Security researcher Costin Raiu told Reuters the situation is especially acute inside legacy banking infrastructure. IBM-built systems from decades back are particularly exposed. “A model like Mythos would have a field day finding exploits” in those systems, Raiu said. “And it’s just one example of ancient technologies powering the financial industry.” Most major banks are still running on software that predates smartphones. It’s not a secret exactly, but it’s not something the industry advertises. IBM’s own assessment describes Mythos as “forcing enterprise security teams to rethink their defenses from the ground up.”
Anthropic co-founder Jack Clark confirmed this week that the Trump administration had been briefed on what Mythos can do. That conversation moved fast. Treasury Secretary Scott Bessent and Federal Reserve Chair Jerome Powell convened a meeting with banking executives, where officials said institutions should be positioned “to understand and anticipate a wide range of market developments” given the model’s existence. Counterpart meetings happened in the UK and Canada too.
The Mythos announcement didn’t arrive alone. Anthropic also launched Project Glasswing, a joint effort with Amazon Web Services, Apple, Broadcom, Cisco, CrowdStrike, Google, JPMorgan Chase, the Linux Foundation, Microsoft, NVIDIA, and Palo Alto Networks. The coalition’s stated aim is to “secure the world’s most critical software.” JPMorgan Chase, one of the banks currently running preview access, called the effort “a unique, early-stage opportunity to evaluate next-generation AI tools for defensive cybersecurity across critical infrastructure.” That’s a lot of competitors in the same room agreeing something’s changed.

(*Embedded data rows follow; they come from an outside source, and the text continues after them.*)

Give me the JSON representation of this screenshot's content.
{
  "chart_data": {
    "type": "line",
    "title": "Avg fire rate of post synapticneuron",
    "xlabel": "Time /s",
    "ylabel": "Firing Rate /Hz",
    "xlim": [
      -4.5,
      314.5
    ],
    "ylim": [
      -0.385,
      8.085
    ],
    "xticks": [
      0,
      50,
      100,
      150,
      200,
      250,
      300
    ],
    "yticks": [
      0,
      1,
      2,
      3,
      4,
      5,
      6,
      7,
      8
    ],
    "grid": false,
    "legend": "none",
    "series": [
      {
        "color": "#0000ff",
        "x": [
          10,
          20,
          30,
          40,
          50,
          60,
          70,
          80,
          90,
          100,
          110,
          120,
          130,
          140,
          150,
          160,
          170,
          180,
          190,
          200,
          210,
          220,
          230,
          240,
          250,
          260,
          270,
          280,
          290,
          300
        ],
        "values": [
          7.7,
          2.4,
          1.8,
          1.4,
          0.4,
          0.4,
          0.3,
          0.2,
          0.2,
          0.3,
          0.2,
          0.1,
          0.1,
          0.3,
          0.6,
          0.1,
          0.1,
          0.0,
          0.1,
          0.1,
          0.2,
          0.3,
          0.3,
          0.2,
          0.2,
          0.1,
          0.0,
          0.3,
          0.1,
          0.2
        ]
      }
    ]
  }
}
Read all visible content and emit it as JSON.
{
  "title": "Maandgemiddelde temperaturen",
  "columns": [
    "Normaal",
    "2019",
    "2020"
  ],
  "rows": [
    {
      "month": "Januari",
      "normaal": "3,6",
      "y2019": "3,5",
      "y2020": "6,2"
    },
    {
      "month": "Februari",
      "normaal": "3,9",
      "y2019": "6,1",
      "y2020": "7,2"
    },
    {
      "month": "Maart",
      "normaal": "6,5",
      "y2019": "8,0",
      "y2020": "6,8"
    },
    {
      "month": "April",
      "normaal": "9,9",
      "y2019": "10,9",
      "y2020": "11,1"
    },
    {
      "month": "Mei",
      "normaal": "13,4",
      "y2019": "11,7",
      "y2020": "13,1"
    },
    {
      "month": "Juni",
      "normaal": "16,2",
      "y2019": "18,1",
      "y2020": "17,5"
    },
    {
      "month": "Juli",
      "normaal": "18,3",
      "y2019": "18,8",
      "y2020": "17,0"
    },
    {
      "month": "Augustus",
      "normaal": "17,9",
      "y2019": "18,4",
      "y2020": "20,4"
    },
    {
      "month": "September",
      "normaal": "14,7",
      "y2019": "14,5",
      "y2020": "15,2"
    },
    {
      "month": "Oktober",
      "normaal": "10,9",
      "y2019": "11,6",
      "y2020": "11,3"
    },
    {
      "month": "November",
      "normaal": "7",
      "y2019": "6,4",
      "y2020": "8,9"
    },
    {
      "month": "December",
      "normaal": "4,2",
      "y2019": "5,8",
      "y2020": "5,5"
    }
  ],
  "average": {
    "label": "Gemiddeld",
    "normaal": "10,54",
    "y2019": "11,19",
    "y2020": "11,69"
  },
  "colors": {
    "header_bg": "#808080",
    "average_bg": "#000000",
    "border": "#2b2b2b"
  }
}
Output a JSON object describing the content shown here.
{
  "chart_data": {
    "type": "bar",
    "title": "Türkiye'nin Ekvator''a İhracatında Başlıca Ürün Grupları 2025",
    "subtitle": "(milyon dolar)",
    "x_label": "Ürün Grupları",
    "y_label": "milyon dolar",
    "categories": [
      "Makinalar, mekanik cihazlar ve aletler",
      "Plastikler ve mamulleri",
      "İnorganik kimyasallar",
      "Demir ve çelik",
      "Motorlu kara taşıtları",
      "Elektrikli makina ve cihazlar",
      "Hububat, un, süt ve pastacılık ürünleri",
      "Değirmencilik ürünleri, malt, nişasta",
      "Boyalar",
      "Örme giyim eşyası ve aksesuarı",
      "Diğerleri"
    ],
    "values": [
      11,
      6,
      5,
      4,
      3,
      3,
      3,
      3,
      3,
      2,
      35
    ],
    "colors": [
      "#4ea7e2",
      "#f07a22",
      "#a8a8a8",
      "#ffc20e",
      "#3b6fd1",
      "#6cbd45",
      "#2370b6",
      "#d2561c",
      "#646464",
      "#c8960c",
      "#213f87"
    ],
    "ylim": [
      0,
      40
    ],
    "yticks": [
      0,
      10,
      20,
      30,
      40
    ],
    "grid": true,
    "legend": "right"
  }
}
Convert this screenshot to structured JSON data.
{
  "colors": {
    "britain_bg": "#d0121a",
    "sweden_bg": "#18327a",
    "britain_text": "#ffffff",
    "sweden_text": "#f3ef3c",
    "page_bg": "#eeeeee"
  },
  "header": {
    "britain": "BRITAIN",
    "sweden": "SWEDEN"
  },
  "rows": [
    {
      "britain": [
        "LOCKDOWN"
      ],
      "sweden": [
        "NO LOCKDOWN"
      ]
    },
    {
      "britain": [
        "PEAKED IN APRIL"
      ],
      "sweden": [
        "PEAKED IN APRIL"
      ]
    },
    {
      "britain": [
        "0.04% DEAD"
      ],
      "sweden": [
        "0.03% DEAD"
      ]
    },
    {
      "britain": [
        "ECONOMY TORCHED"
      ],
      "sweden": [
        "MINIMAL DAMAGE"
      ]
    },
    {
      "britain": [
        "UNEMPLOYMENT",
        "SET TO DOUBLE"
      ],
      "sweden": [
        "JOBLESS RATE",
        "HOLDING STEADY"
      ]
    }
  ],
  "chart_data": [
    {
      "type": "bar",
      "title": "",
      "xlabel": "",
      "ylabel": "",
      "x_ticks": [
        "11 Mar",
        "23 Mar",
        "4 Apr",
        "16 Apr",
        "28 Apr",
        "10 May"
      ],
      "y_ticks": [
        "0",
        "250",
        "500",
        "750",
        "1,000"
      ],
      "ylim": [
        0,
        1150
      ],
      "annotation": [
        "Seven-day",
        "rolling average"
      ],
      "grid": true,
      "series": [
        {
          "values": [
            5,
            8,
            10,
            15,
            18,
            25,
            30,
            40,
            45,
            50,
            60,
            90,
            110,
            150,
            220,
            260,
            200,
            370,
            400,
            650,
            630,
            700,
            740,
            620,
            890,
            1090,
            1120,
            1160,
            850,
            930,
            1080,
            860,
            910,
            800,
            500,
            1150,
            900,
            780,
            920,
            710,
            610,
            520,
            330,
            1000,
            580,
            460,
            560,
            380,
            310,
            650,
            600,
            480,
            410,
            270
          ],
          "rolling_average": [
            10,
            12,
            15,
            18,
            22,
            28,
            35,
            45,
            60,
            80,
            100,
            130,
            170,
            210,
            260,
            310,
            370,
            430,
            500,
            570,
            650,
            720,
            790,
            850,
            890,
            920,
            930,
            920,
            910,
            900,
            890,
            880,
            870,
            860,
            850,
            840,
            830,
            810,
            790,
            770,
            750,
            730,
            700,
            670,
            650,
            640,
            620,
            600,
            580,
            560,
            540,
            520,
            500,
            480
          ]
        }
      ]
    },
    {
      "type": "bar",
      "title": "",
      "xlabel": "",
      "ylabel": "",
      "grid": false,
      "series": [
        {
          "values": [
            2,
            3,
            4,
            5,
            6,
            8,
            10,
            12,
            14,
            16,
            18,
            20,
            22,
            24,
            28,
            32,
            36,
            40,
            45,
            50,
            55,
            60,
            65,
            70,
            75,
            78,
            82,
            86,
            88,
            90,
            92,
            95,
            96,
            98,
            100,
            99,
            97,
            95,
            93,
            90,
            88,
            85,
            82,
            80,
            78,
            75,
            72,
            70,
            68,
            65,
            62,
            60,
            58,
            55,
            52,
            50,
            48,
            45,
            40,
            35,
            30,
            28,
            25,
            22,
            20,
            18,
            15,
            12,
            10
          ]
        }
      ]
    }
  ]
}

The Cybersecurity and Infrastructure Security Agency hasn’t issued formal guidance specific to Mythos as of this writing, but the agency has been looped into the broader conversations happening in 2026 around AI-enabled threat modeling.
What’s clear from the 04/15 briefing timeline is that officials didn’t sit on this. Between the White House outreach and the Bessent-Powell meeting, the government moved on Mythos inside two weeks. That’s fast for an administration that doesn’t have a reputation for speed on tech policy. Whether the banks can actually move that fast is a different question. Legacy systems don’t get patched on a news cycle, and Mythos won’t wait.